Eclipse is absolutely stunning, she maybe a private plaything but at least she looks like a ship and not like a block of flats as is so often the case with the cruise ships thesedays...

http://www.dailymail.co.uk/news/wor...ga-yachtski-The-worlds-biggest-submarine.html


----------



## Old Janner (Mar 11, 2009)

shamrock said:


> Eclipse is absolutely stunning, she maybe a private plaything but at least she looks like a ship and not like a block of flats as is so often the case with the cruise ships thesedays...
> 
> http://www.dailymail.co.uk/news/wor...ga-yachtski-The-worlds-biggest-submarine.html


Is it under the British Flag ? are the crew from London Pool, possibly Chelsea supporters?
What ever, it is nice and looks like a Yacht.


----------



## tiachapman (Mar 25, 2008)

*yacht/sit*

it will be flagged out as is chelsea f/c .d/c


----------



## charles henry (May 18, 2008)

It is beautifull,

I have always felt that I preferred a world where there were people who had become tremendously rich and people who were extremely poor other than a world where we all had the same abject misery.

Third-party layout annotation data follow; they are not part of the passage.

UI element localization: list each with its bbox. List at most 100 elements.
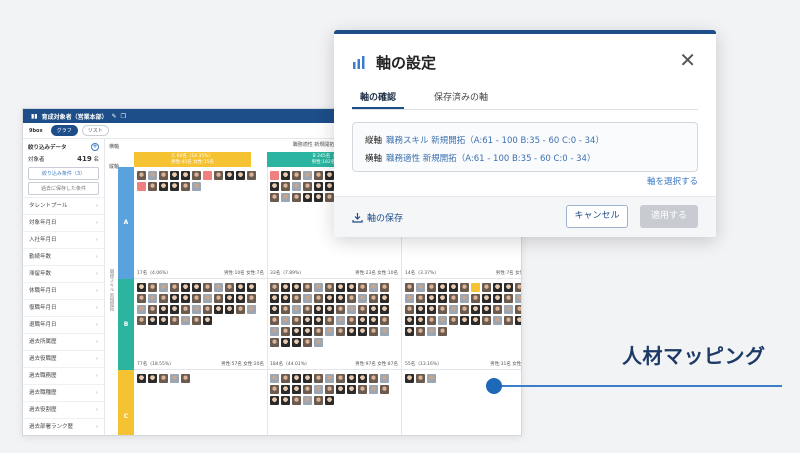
employee-avatar[interactable]: [281, 374, 290, 383]
employee-avatar[interactable]: [336, 316, 345, 325]
employee-avatar[interactable]: [504, 305, 513, 314]
employee-avatar[interactable]: [347, 305, 356, 314]
employee-avatar[interactable]: [203, 283, 212, 292]
tab-graph[interactable]: グラフ: [50, 125, 78, 136]
employee-avatar[interactable]: [148, 171, 157, 180]
employee-avatar[interactable]: [303, 396, 312, 405]
employee-avatar[interactable]: [181, 316, 190, 325]
employee-avatar[interactable]: [427, 305, 436, 314]
employee-avatar[interactable]: [247, 305, 256, 314]
employee-avatar[interactable]: [225, 283, 234, 292]
employee-avatar[interactable]: [325, 327, 334, 336]
grid-cell[interactable]: 28名(6.60%)男性:12名 女性:16名: [267, 370, 402, 435]
employee-avatar[interactable]: [427, 374, 436, 383]
employee-avatar[interactable]: [181, 374, 190, 383]
filter-item[interactable]: 対象年月日 ›: [23, 214, 104, 231]
employee-avatar[interactable]: [314, 182, 323, 191]
filter-item[interactable]: 過去役割歴 ›: [23, 401, 104, 418]
employee-avatar[interactable]: [405, 283, 414, 292]
employee-avatar[interactable]: [336, 283, 345, 292]
employee-avatar[interactable]: [336, 374, 345, 383]
grid-cell[interactable]: 5名(1.20%)男性:4名 女性:1名: [402, 370, 521, 435]
employee-avatar[interactable]: [449, 316, 458, 325]
employee-avatar[interactable]: [270, 316, 279, 325]
employee-avatar[interactable]: [170, 305, 179, 314]
employee-avatar[interactable]: [438, 305, 447, 314]
employee-avatar[interactable]: [247, 294, 256, 303]
employee-avatar[interactable]: [347, 294, 356, 303]
employee-avatar[interactable]: [482, 294, 491, 303]
employee-avatar[interactable]: [303, 283, 312, 292]
cancel-button[interactable]: キャンセル: [566, 205, 628, 228]
employee-avatar[interactable]: [203, 316, 212, 325]
filter-item[interactable]: 過去職務歴 ›: [23, 367, 104, 384]
employee-avatar[interactable]: [416, 327, 425, 336]
employee-avatar[interactable]: [170, 171, 179, 180]
employee-avatar[interactable]: [369, 316, 378, 325]
employee-avatar[interactable]: [358, 316, 367, 325]
employee-avatar[interactable]: [247, 171, 256, 180]
employee-avatar[interactable]: [148, 305, 157, 314]
tab-saved-axes[interactable]: 保存済みの軸: [426, 88, 496, 109]
employee-avatar[interactable]: [170, 283, 179, 292]
employee-avatar[interactable]: [181, 283, 190, 292]
employee-avatar[interactable]: [225, 294, 234, 303]
employee-avatar[interactable]: [314, 171, 323, 180]
employee-avatar[interactable]: [292, 396, 301, 405]
employee-avatar[interactable]: [314, 374, 323, 383]
grid-cell[interactable]: 5名(1.20%)男性:3名 女性:2名: [134, 370, 268, 435]
employee-avatar[interactable]: [214, 294, 223, 303]
employee-avatar[interactable]: [225, 305, 234, 314]
employee-avatar[interactable]: [405, 305, 414, 314]
employee-avatar[interactable]: [137, 294, 146, 303]
employee-avatar[interactable]: [325, 283, 334, 292]
employee-avatar[interactable]: [438, 316, 447, 325]
filter-item[interactable]: 勤続年数 ›: [23, 248, 104, 265]
employee-avatar[interactable]: [314, 385, 323, 394]
employee-avatar[interactable]: [358, 374, 367, 383]
employee-avatar[interactable]: [303, 374, 312, 383]
employee-avatar[interactable]: [203, 305, 212, 314]
employee-avatar[interactable]: [181, 171, 190, 180]
employee-avatar[interactable]: [427, 283, 436, 292]
employee-avatar[interactable]: [303, 327, 312, 336]
employee-avatar[interactable]: [281, 385, 290, 394]
employee-avatar[interactable]: [358, 294, 367, 303]
employee-avatar[interactable]: [303, 193, 312, 202]
employee-avatar[interactable]: [405, 294, 414, 303]
employee-avatar[interactable]: [181, 305, 190, 314]
employee-avatar[interactable]: [214, 283, 223, 292]
grid-cell[interactable]: 184名 (44.01%) 男性:97名 女性:87名: [267, 279, 402, 370]
employee-avatar[interactable]: [416, 374, 425, 383]
employee-avatar[interactable]: [281, 316, 290, 325]
employee-avatar[interactable]: [493, 283, 502, 292]
filter-item[interactable]: タレントプール ›: [23, 197, 104, 214]
employee-avatar[interactable]: [236, 294, 245, 303]
employee-avatar[interactable]: [460, 305, 469, 314]
employee-avatar[interactable]: [292, 182, 301, 191]
employee-avatar[interactable]: [405, 316, 414, 325]
employee-avatar[interactable]: [192, 171, 201, 180]
employee-avatar[interactable]: [137, 283, 146, 292]
employee-avatar[interactable]: [292, 374, 301, 383]
employee-avatar[interactable]: [170, 294, 179, 303]
employee-avatar[interactable]: [292, 316, 301, 325]
employee-avatar[interactable]: [438, 294, 447, 303]
employee-avatar[interactable]: [471, 305, 480, 314]
employee-avatar[interactable]: [137, 316, 146, 325]
employee-avatar[interactable]: [203, 294, 212, 303]
filter-conditions-button[interactable]: 絞り込み条件（3）: [28, 167, 99, 180]
employee-avatar[interactable]: [504, 283, 513, 292]
employee-avatar[interactable]: [449, 283, 458, 292]
employee-avatar[interactable]: [438, 327, 447, 336]
employee-avatar[interactable]: [347, 385, 356, 394]
employee-avatar[interactable]: [336, 305, 345, 314]
employee-avatar[interactable]: [281, 294, 290, 303]
employee-avatar[interactable]: [471, 294, 480, 303]
employee-avatar[interactable]: [314, 396, 323, 405]
filter-item[interactable]: 過去所属歴 ›: [23, 333, 104, 350]
employee-avatar[interactable]: [347, 316, 356, 325]
employee-avatar[interactable]: [325, 182, 334, 191]
employee-avatar[interactable]: [292, 283, 301, 292]
employee-avatar[interactable]: [449, 305, 458, 314]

In the latter, what is the use of trying, in the former - that is the fun of being there
de chas


----------



## sidsal (Nov 13, 2007)

In yachting circles this vessel wouold be referred to as a "stink-pot". A true yacht would be one with sails !!
In the 80's and 90's I used to sail with my nephew who was skipper of big yachts for people like Berlusconi. One 250 ton ketcht was built in Lemwerder in Germany by Abeking and Rassmussen and we went on trials in the Baltic. One day we were alongside in Elsinore where the public perambulate up and down in the evening and on weekends admiring the various vessels tied up. It was at the time of the miners' struggle in the UK and I was amused to hear my nephew respond to someone asking hime to whom the yacht belonged -
"Arthur Skargill" he said.


----------



## MARINEJOCKY (Nov 25, 2007)

Sidsal, 

When you have a 557 foot yacht you can call it anything you want but I doubt if it would ever be called a "stink pot". 

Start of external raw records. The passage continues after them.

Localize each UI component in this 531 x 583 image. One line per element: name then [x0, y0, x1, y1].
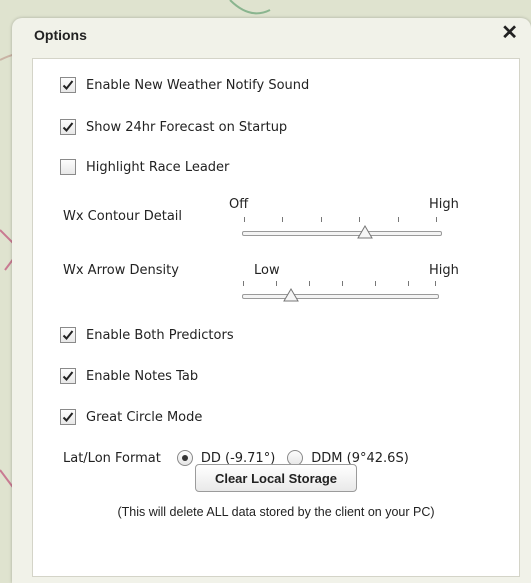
arrow-density-label: Wx Arrow Density — [63, 263, 179, 278]
race-leader-checkbox[interactable] — [60, 159, 76, 175]
contour-slider-track[interactable] — [242, 231, 442, 236]
race-leader-label: Highlight Race Leader — [86, 159, 230, 175]
clear-local-storage-button[interactable]: Clear Local Storage — [195, 464, 357, 492]
arrow-slider-track[interactable] — [242, 294, 439, 299]
arrow-min-label: Low — [254, 263, 280, 278]
checkmark-icon — [62, 371, 74, 381]
dialog-title: Options — [34, 27, 87, 43]
contour-max-label: High — [429, 197, 459, 212]
notes-tab-checkbox[interactable] — [60, 368, 76, 384]
storage-warning-note: (This will delete ALL data stored by the… — [117, 505, 435, 519]
arrow-max-label: High — [429, 263, 459, 278]
option-great-circle[interactable]: Great Circle Mode — [33, 409, 202, 425]
both-predictors-checkbox[interactable] — [60, 327, 76, 343]
option-weather-sound[interactable]: Enable New Weather Notify Sound — [33, 77, 309, 93]
great-circle-label: Great Circle Mode — [86, 409, 203, 425]
options-dialog: Options ✕ Enable New Weather Notify Soun… — [12, 18, 531, 583]
both-predictors-label: Enable Both Predictors — [86, 327, 234, 343]
weather-sound-label: Enable New Weather Notify Sound — [86, 77, 310, 93]
latlon-dd-radio[interactable] — [176, 450, 193, 466]
checkmark-icon — [62, 330, 74, 340]
forecast-label: Show 24hr Forecast on Startup — [86, 119, 288, 135]
forecast-checkbox[interactable] — [60, 119, 76, 135]
weather-sound-checkbox[interactable] — [60, 77, 76, 93]
contour-min-label: Off — [229, 197, 249, 212]
great-circle-checkbox[interactable] — [60, 409, 76, 425]
options-panel: Enable New Weather Notify Sound Show 24h… — [32, 58, 520, 577]
latlon-format-label: Lat/Lon Format — [63, 450, 161, 466]
contour-slider-thumb[interactable] — [356, 225, 373, 239]
option-24hr-forecast[interactable]: Show 24hr Forecast on Startup — [33, 119, 287, 135]
checkmark-icon — [62, 412, 74, 422]
checkmark-icon — [62, 122, 74, 132]
contour-label: Wx Contour Detail — [63, 209, 183, 224]
close-icon[interactable]: ✕ — [501, 20, 518, 45]
checkmark-icon — [62, 80, 74, 90]
option-notes-tab[interactable]: Enable Notes Tab — [33, 368, 198, 384]
arrow-slider-thumb[interactable] — [282, 288, 299, 302]
option-race-leader[interactable]: Highlight Race Leader — [33, 159, 229, 175]
notes-tab-label: Enable Notes Tab — [86, 368, 199, 384]
option-both-predictors[interactable]: Enable Both Predictors — [33, 327, 234, 343]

You may be going back in time when a big yacht around Europe was considered anything over 45 feet in length but they have tenders onboard the mega yachts of today that are twice as big as that.


----------



## joebuckham (Apr 1, 2005)

shamrock said:


> Eclipse is absolutely stunning, she maybe a private plaything but at least she looks like a ship and not like a block of flats as is so often the case with the cruise ships thesedays...
> 
> http://www.dailymail.co.uk/news/wor...ga-yachtski-The-worlds-biggest-submarine.html


it looks like they've drawn the blinds in the wheel house(Jester)


----------



## sidsal (Nov 13, 2007)

The one I cir***navigated was a 250 ton Bermuda rigged ketch. Beautiful - all aluminium, air conditioned. Biggest mainsail made by Hoods in Lymington - they had to make it in 2 pieces as their loft wasn't big enough. Some good sailing - 13 knots on passage from Chagos to Aden in SW Monsoon. We overtook a Russian ship which couldn't beieve we weren't under power. Mind you the stresses were great. When eventually we lowered the mainsail the shackle pin at the head was bent. 
A "stink pot" I was in belonged to Berlusconi and was just like an oil support vessel - long afterdeck with a Hiab on each side and fast launches. She was due a refit on the Miami river and my nephew and I had planned to try for helicopter licences when there ( I already had a fixed wing licence). In the event his friend - boss of Fiat wanted to have a holiday on it so the refit was curtalied and it didn't happen.
A strange thing occured when we were anchored in St Thomas en route to Miami. We were having a drink on deck one evening and we could see flames coming from a yacht in the distance. We radioed the port people and there was coming and going with the fire tender saying they could not get near as the water was too shallow. We radioed that we had a fast launch and pump and could we help. They said - great so we quickly sped over with powerful pump and found the fire was blazing inside the yacht. We squirted loads of water on the decks and then the windows burst and we were able to direct the water directly into the fire. After a while there was a gurgling sound and the yacht sank !!
We reported - "Fire out - yacht sunk" !!
Strange things happen at sea. !


----------